Brown recently released Twelve Blocks, an album of original music written for friends and longtime collaborators. Upcoming recordings include the complete 13 Nocturnes of Gabriel Fauré and Mendelssohn+, a project pairing music of Felix Mendelssohn and Delphine von Schauroth. He lives in New York City with his two beloved 19th-century Steinways, Octavia and Daria, and is known to audiences for his colorful musical commentary and an unusually distinguished collection of socks.
String Faculty
Alexi Kenney
iolinist Alexi Kenney is forging a career that defies categorization, following his interests, intuition, and heart. He is equally at home creating experimental programs, commissioning new works, soloing with major orchestras around the world, and collaborating with some of the most celebrated artists of our time.
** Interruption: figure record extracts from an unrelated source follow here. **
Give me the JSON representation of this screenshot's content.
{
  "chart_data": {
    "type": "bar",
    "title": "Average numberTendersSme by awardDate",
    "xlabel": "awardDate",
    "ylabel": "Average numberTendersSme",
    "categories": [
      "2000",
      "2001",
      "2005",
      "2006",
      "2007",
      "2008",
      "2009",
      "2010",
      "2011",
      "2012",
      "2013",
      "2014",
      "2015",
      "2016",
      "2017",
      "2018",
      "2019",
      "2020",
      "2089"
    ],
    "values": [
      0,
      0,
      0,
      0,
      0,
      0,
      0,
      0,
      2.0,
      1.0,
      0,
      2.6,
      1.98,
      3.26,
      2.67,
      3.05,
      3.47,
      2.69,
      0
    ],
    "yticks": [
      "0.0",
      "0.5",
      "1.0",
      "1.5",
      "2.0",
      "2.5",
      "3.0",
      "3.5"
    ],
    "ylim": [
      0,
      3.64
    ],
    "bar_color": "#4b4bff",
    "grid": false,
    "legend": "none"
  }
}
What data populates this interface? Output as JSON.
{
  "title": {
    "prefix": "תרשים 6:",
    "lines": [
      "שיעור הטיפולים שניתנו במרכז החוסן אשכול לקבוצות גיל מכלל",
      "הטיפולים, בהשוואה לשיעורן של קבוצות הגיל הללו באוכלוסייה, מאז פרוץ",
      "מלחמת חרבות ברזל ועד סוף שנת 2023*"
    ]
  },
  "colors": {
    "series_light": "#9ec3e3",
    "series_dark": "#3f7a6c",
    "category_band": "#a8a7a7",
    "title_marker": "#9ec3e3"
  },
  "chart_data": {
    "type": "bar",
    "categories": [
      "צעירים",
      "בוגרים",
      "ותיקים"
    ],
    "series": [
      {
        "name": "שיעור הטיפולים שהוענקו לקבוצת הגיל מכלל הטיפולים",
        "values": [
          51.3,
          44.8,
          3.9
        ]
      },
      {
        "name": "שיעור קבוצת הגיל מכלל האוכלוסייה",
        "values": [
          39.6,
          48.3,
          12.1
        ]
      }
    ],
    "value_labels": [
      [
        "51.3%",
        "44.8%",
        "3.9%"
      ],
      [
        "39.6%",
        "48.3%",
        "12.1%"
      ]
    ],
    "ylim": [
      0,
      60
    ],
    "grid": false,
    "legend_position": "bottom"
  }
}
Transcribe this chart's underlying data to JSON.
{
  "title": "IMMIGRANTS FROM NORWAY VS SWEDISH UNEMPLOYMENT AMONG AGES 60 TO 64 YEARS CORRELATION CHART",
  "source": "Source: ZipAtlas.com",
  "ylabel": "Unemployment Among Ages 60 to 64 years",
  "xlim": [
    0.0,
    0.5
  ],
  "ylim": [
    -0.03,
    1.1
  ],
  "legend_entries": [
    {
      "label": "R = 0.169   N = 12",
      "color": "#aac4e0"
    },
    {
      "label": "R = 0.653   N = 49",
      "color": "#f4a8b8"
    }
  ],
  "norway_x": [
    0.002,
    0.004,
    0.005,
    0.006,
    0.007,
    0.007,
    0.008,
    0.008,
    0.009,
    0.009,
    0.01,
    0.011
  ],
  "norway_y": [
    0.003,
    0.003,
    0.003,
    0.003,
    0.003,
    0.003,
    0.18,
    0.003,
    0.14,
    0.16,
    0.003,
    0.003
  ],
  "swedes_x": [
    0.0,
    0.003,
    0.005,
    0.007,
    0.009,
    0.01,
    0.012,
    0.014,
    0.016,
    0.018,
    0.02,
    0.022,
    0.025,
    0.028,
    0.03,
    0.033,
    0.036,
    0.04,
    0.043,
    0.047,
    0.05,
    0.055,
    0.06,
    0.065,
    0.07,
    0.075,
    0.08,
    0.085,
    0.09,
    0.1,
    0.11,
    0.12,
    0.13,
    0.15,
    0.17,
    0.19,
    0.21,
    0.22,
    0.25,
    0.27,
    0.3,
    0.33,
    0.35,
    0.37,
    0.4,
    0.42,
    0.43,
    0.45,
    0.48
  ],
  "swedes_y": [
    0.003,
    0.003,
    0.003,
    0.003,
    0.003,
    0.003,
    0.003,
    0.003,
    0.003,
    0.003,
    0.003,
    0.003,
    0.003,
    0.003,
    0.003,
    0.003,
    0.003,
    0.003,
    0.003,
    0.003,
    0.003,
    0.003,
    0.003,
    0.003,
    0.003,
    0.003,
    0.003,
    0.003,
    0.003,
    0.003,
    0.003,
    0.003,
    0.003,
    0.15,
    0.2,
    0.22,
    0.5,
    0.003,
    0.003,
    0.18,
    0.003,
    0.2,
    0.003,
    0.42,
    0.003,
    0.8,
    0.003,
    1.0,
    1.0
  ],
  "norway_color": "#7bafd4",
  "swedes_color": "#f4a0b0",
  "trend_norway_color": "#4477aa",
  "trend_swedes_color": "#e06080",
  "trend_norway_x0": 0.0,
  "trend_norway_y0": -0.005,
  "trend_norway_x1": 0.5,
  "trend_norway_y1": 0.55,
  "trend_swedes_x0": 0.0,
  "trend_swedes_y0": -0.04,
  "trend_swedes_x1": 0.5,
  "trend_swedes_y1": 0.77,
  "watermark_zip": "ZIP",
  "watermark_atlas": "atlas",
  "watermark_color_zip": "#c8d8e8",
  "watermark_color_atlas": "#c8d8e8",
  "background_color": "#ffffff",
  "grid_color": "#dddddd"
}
Alexi has appeared as soloist with orchestras such as the Cleveland Orchestra, Dallas Symphony, Detroit Symphony, Houston Symphony, Los Angeles Philharmonic, Pittsburgh Symphony, San Francisco Symphony, and l’Orchestre de la Suisse Romande. He has been featured in a play/lead role with the Mahler Chamber Orchestra, Lapland Chamber Orchestra, and New Century Chamber Orchestra, and has played recitals at Wigmore Hall, Carnegie Hall, Lincoln Center’s Mostly Mozart Festival, Frick Collection, and the Isabella Stewart Gardner Museum.
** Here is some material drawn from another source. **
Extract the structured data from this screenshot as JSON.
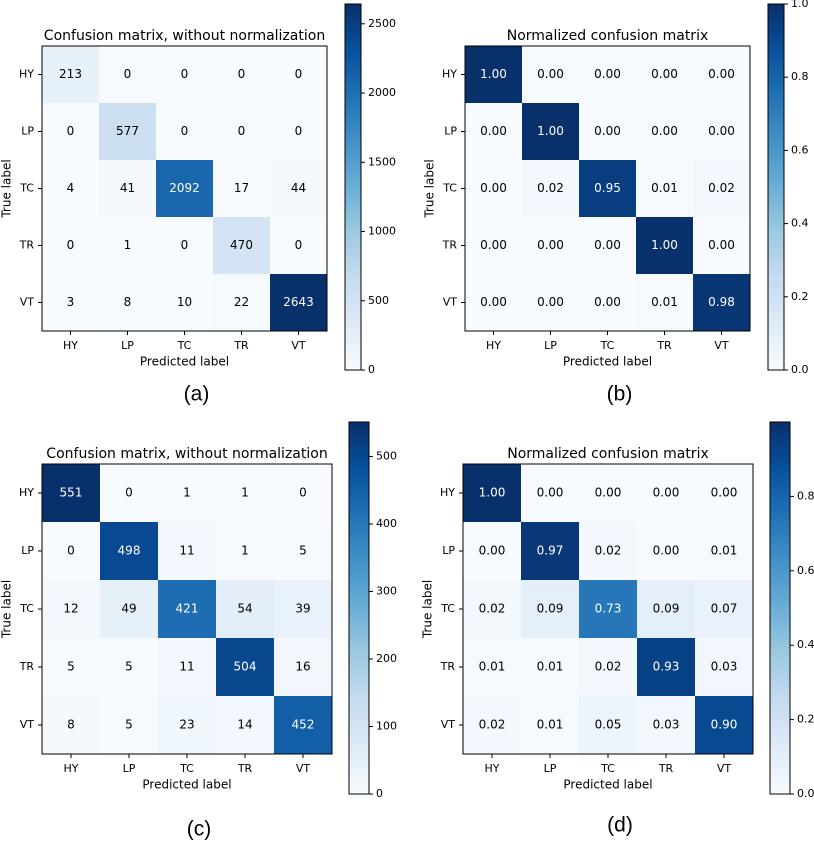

A fierce advocate for new music and always searching for collaborations across art forms, Alexi will give the US premiere of Gabriella Smith’s violin concerto in 2027, as well as continuing to tour Shifting Ground, a recital program in collaboration with the new media artist Xuan, which weaves together pieces for violin and electronics by J.S. Bach, Rafiq Bhatia, Matthew Burtner, Mario Davidovsky, Salina Fisher, Nicola Matteis, Angélica Negrón, and Paul Wiancko. He also frequently explores his love for period instruments and playing, performing and recording the complete Schumann Violin Sonatas on gut strings with Amy Yang on fortepiano and appearing with Philharmonia Baroque.
Chamber music continues to be a major part of Alexi’s life, performing at festivals including Caramoor, ChamberFest Cleveland, Chamber Music Northwest, La Jolla, Ojai, Marlboro, Ravinia, Seattle, and Spoleto. He is a founding member of Owls—an inverted quartet hailed as a “dream group” by The New York Times—alongside violist Ayane Kozasa, cellist Gabriel Cabezas, and cellist-composer Paul Wiancko. Alexi is also an alum of the Bowers Program at the Chamber Music Society of Lincoln Center.
Born in Palo Alto, California, Alexi is a graduate of the New England Conservatory in Boston, where he studied with Donald Weilerstein and Miriam Fried. Previous mentors in the Bay Area include Wei He, Jenny Rudin, and Natasha Fong. The recipient of an Avery Fisher Career Grant and a Borletti-Buitoni Trust Award, as well as winner of the Concert Artists Guild Competition, Alexi has been profiled by The New York Times and has written for The Strad. He plays a violin made in London by Stefan-Peter Greiner in 2009 and a bow made in Port Townsend, Washington by Charles Espey in 2024.
Outside of music, Alexi enjoys hojicha, modernist design and architecture, baking for friends, and walking for miles on end in whichever city he finds himself, listening to podcasts and Bach on repeat.